The city claims that there is a material difference between the Miami ordinance and Tampa City Code 27-523, the one in the Voyeur Dorm case. That case turned on a very particular reading of the Tampa code's prohibition on offering adult entertainment “to the public”:
The residence of 2312 West Farwell Drive provides no “offer[ing] [of adult entertainment] to members of the public.” The offering occurs when the videotaped images are dispersed over the internet and into the public eye for consumption. The City Code cannot be applied to a location that does not, itself, offer adult entertainment to the public.
Miami took the view that its rules were materially different:
“Miami's adult entertainment ordinance encompasses Internet activity in a way the Tampa ordinance did not,” Rodriguez Fonts said.
Not having the text of the Miami ordinance, I have to admit that's certainly possible. It's also possible that the same considerations the controlled in the Voyeur Dorm case might apply here.
Either way, unless it is blindingly obvious, it sounds like a possible student note topic to me.
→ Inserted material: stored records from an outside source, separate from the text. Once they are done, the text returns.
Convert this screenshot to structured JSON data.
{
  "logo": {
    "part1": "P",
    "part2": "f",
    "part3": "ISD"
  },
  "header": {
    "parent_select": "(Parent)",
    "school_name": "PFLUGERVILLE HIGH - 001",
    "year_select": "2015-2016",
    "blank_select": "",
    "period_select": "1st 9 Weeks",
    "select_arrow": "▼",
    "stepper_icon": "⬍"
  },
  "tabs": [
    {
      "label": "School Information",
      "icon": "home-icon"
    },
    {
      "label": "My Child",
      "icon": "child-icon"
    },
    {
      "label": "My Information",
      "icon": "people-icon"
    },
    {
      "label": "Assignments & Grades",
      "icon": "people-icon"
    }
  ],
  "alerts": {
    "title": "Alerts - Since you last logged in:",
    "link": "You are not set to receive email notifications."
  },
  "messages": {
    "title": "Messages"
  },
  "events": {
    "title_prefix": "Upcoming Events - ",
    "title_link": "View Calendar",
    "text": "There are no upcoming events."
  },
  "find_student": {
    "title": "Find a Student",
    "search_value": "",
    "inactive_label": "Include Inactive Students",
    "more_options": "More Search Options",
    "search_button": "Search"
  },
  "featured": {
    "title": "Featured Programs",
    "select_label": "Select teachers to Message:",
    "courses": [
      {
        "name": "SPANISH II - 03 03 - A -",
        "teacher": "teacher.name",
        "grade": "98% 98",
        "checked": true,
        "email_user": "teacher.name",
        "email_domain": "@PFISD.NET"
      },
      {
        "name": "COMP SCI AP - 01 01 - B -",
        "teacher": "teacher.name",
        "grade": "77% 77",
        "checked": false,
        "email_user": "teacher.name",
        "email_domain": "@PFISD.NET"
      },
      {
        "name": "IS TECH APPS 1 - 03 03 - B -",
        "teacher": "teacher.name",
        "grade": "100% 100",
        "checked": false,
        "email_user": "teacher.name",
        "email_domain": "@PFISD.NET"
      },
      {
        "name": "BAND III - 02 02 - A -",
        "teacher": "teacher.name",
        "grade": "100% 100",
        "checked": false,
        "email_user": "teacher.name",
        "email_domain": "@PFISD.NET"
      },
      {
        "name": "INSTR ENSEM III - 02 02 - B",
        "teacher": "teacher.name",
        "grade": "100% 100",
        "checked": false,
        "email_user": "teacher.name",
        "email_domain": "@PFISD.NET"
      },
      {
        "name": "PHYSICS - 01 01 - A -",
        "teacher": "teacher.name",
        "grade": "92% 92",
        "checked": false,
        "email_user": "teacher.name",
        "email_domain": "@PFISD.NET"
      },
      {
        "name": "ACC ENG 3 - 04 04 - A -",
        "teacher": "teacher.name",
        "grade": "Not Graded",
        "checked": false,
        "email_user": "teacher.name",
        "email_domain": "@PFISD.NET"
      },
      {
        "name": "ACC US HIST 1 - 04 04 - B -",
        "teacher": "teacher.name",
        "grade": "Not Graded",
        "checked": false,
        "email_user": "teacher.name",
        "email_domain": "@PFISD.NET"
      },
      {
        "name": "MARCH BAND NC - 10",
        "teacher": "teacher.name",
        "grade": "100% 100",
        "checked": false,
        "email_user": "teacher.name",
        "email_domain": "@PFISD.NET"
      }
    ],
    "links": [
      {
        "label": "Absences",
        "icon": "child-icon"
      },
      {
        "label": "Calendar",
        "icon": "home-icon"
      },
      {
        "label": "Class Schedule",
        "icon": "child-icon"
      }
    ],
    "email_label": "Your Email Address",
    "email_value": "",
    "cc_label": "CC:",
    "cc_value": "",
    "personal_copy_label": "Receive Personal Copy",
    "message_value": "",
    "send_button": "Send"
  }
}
I hope you’ll keep us up to date :). It sounds like the ordinance is still a zoning ordinance for “adult businesses,” and so I don’t see how the 1st Am. issue changes. They would have to show that ‘”‘Dorm Dude’ Breion” walking up to a house and punching a code represents some kind of significant secondary negative effects on the surrounding community… Or maybe I’m missing something.
If those cases were around when I was a student, my law review note would’ve certainly been published in a major journal and I’d now be hire-able at Michael’s school.
If those cases were around when I was a student, my law review note would’ve certainly been published in a major journal and I’d now be hire-able at Michael’s school.